Cornelio cruzó la distancia que mediaba entre Arnufis y él, y alzó la mano dispuesto a abofetear a aquel africano embustero. Aquella burla había llegado demasiado lejos. Definitivamente. Pero el egipcio no se inmutó al contemplar la ira del tribuno. Ni siquiera dio un paso atrás. Clavó su mirada en él y dijo:

– Ese hombre es un ateo. No cree en los dioses. Es… un cristiano.

El tribuno se detuvo como si un rayo lo hubiera fulminado. ¿Un cristiano? ¿El seguidor de una relligio illicita en las legiones?

Pero ¿qué disparate estaba diciendo aquel africano? ¿Hasta qué punto estaba dispuesto a llegar en su osadía?

– Has excedido la medida de mi paciencia -exclamó encolerizado Cornelio-. Esta tarde serás crucificado.

– No, domine. Es la verdad.

El rostro del tribuno se contrajo como si acabara de recibir un golpe de extraordinaria dureza.
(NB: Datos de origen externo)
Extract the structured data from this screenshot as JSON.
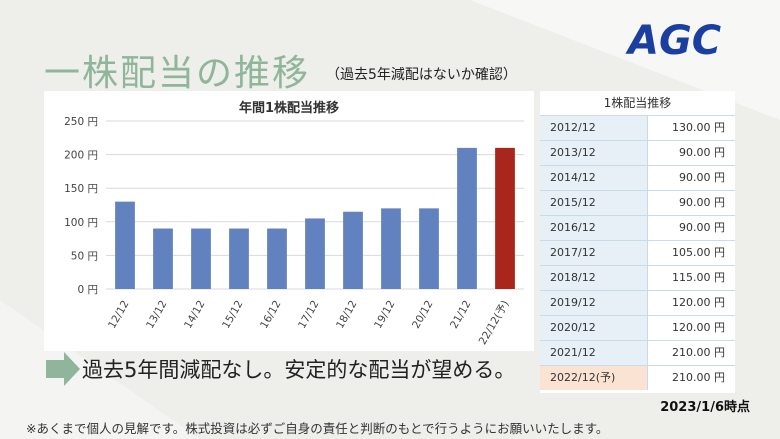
{
  "header": {
    "title": "一株配当の推移",
    "subtitle": "（過去5年減配はないか確認）",
    "logo": "AGC"
  },
  "chart_data": {
    "type": "bar",
    "title": "年間1株配当推移",
    "categories": [
      "12/12",
      "13/12",
      "14/12",
      "15/12",
      "16/12",
      "17/12",
      "18/12",
      "19/12",
      "20/12",
      "21/12",
      "22/12(予)"
    ],
    "values": [
      130,
      90,
      90,
      90,
      90,
      105,
      115,
      120,
      120,
      210,
      210
    ],
    "ylim": [
      0,
      250
    ],
    "yticks": [
      "0 円",
      "50 円",
      "100 円",
      "150 円",
      "200 円",
      "250 円"
    ],
    "grid": true,
    "colors": {
      "actual": "#6282bf",
      "forecast": "#a8261b"
    }
  },
  "table": {
    "title": "1株配当推移",
    "rows": [
      {
        "year": "2012/12",
        "value": "130.00 円"
      },
      {
        "year": "2013/12",
        "value": "90.00 円"
      },
      {
        "year": "2014/12",
        "value": "90.00 円"
      },
      {
        "year": "2015/12",
        "value": "90.00 円"
      },
      {
        "year": "2016/12",
        "value": "90.00 円"
      },
      {
        "year": "2017/12",
        "value": "105.00 円"
      },
      {
        "year": "2018/12",
        "value": "115.00 円"
      },
      {
        "year": "2019/12",
        "value": "120.00 円"
      },
      {
        "year": "2020/12",
        "value": "120.00 円"
      },
      {
        "year": "2021/12",
        "value": "210.00 円"
      },
      {
        "year": "2022/12(予)",
        "value": "210.00 円"
      }
    ]
  },
  "message": "過去5年間減配なし。安定的な配当が望める。",
  "dateline": "2023/1/6時点",
  "disclaimer": "※あくまで個人の見解です。株式投資は必ずご自身の責任と判断のもとで行うようにお願いいたします。"
}
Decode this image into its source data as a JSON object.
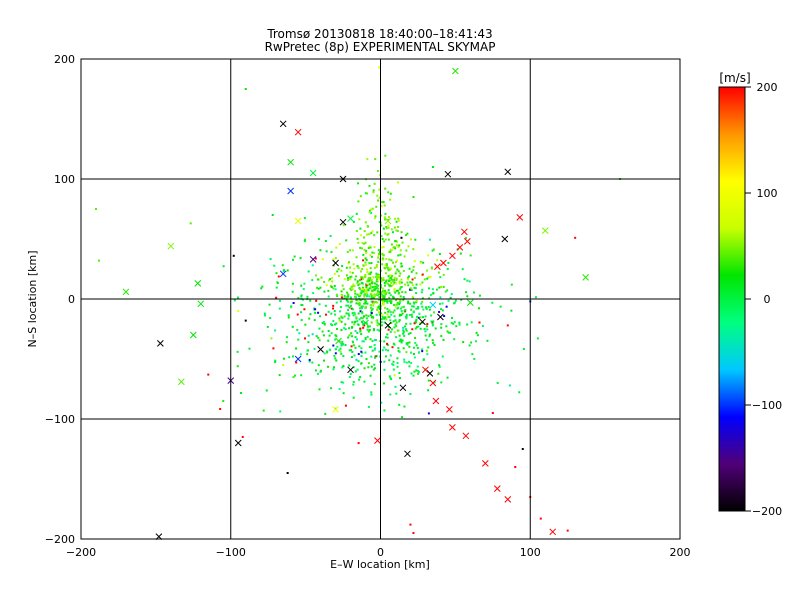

Quien acababa de dirigirse a él no era Arnufis, el mago egipcio, sino el centurión acusado. El veterano Valerio.

8

Centurión, ¿estás seguro de que sabes lo que dices?

– preguntó un tribuno confuso y sorprendido.

Arnufis contempló complacido el rostro de Cornelio. ¡Estúpido! Era sólo uno de esos oficiales jóvenes que a los romanos tanto les gustaba encumbrar. Los había conocido en medio imperio. Creían que sabían todo simplemente porque su familia era acomodada, porque sus abuelos habían colocado las posaderas en los bancos del senado y porque habían tenido un paidagogos que fingía sentir satisfacción cuando aprendían tres o cuatro necedades griegas. Había contemplado docenas de veces su orgullo, su soberbia, su displicencia y, sobre todo, su insaciable ansia de enfrentarse con la dificultad.